SNF Lab Members:
Happy New Year!!!
We have deployed an initial version of the Coral Reporting Engine which
should be avialable to most of you using any web browser. There is a
link under the main SNF web page (
http://snf.stanford.edu)
under the "News: 1/1/05" section. Alternatively, you should be able to
reach this by pointing your browser to:
http://opencoral.stanford.edu/cocoon/xreporter/en-US/datasources.
Most of you should be able to access these reporting capabilities with
your normal Coral login name and your remote Coral password. THOSE OF
YOU WHO LAST CHANGED YOUR REMOTE CORAL PASSWORD OVER 6-8 MONTHS AGO
WILL HAVE TO RESET YOUR REMOTE CORAL PASSWORD IN ORDER TO SUCCESSFULLY
ACCESS THE CORAL REPORTING TOOL. I'll explain more about this later.
This reporting capability is built upon an open source package named
xReporter. We have established a modest set of initial reports and
expect that these will be augmented and refined over time. Most of the
reports allow you to specify a set of parameters ... such as beginning
and ending dates ... for each report. Once you login, you will see that
you have one data source named "Coral". Click that and you'll see the
reports that you can run.
Once you execute a particular report request, you will see it displayed
on your web browser ... with 50 rows of data displayed on each page.
Once you are looking at this data, please notice the "Excel" and "PDF"
buttons on the left side of the page. If you click the "Excel" button,
it will generate an Excel file and allow you to either open it or store
it.
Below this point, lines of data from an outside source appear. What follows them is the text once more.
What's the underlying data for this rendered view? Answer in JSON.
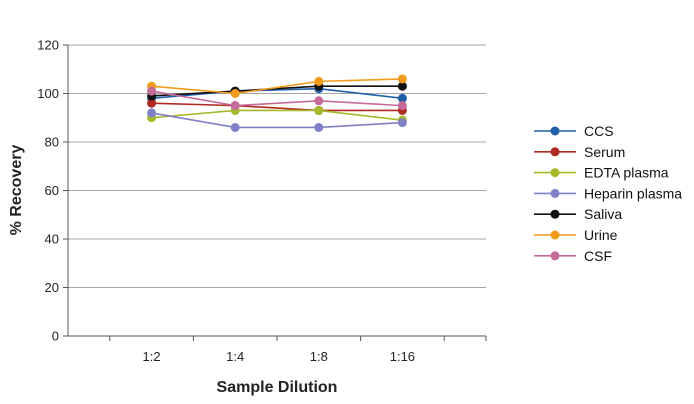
{
  "chart_data": {
    "type": "line",
    "title": "",
    "xlabel": "Sample Dilution",
    "ylabel": "% Recovery",
    "categories": [
      "1:2",
      "1:4",
      "1:8",
      "1:16"
    ],
    "ylim": [
      0,
      120
    ],
    "yticks": [
      0,
      20,
      40,
      60,
      80,
      100,
      120
    ],
    "grid": true,
    "legend_position": "right",
    "series": [
      {
        "name": "CCS",
        "color": "#1f5fa8",
        "values": [
          98,
          101,
          102,
          98
        ]
      },
      {
        "name": "Serum",
        "color": "#b02a22",
        "values": [
          96,
          95,
          93,
          93
        ]
      },
      {
        "name": "EDTA plasma",
        "color": "#a6b82a",
        "values": [
          90,
          93,
          93,
          89
        ]
      },
      {
        "name": "Heparin plasma",
        "color": "#8080c8",
        "values": [
          92,
          86,
          86,
          88
        ]
      },
      {
        "name": "Saliva",
        "color": "#111111",
        "values": [
          99,
          101,
          103,
          103
        ]
      },
      {
        "name": "Urine",
        "color": "#f29a1a",
        "values": [
          103,
          100,
          105,
          106
        ]
      },
      {
        "name": "CSF",
        "color": "#c66a9a",
        "values": [
          101,
          95,
          97,
          95
        ]
      }
    ]
  }
}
We believe that Excel files will be of use to many of you (and
please remember that Open Office on the Unix platforms should open and
read these files as well.) Similarly, the "PDF" button will produce an
Adobe Acrobat document appropriate for printing.
Most of you will see reports labelled "My Reservations", "My
Activities", "My Accounting", "My Current Equipment", and "Current
Equipment".
My Activities will show you all lab activities (equipment activity,
reservations, staff charges, etc.) over a particular time window. If
that time window is the current month (start of 01/01/05 and end of
02/01/05 ..... dates are typically entered with MM/DD/YY) it will show
your usage thus far in the month. That will include equipment usage up
until about 5 a.m. of the current day. Equipment that is still enabled
will not show up. Also, equipment that was disabled after 5 a.m. will
not show up until the following day.
My Accounting can be used to show billing information either for
previous months or for the current month (subject to the 5 a.m.
resrtiction mentioned previously). Please note: while the new caps are
in effect, the 10% charge for equipment usage exceeding 160 hours in a
given month is not yet functional .... so, for the moment, you'll have
to track that based on equipment usage listed in the "My Activity"
report.
There are also reports that allow you to print or examine your
equipment reservations, to check all currently enabled equipment, or to
check the equipment that you have that is currently enabled.
You may send your comments, questions, and feedback related to this
reporting capability to
coral@snf.stanford.edu. We will also plan to
have more complete "How To" documentation in the near future, but felt
that the basic usage should be sufficiently intuitive to be of use to
many of you as it stands. We certainly expect that we will generate
additional reports that seem desirable or appropriate. As this is a
siginficant new capability ... and one that will likely place a load on
our database hardware, we ask for your patience as we try to fine tune
this system to better meet your Coral reporting needs.
Unfortunately, I will be out of the office for serveral days this week,
but will hope to be in e-mail contact if you have any problems or
questions.
As this note is already rather long, I'll send our another message
explaining the details of why some of you who have not set or changed
your remote Coral password in the last 6-8 months may need to do so in
order to run the Coral reporting engine.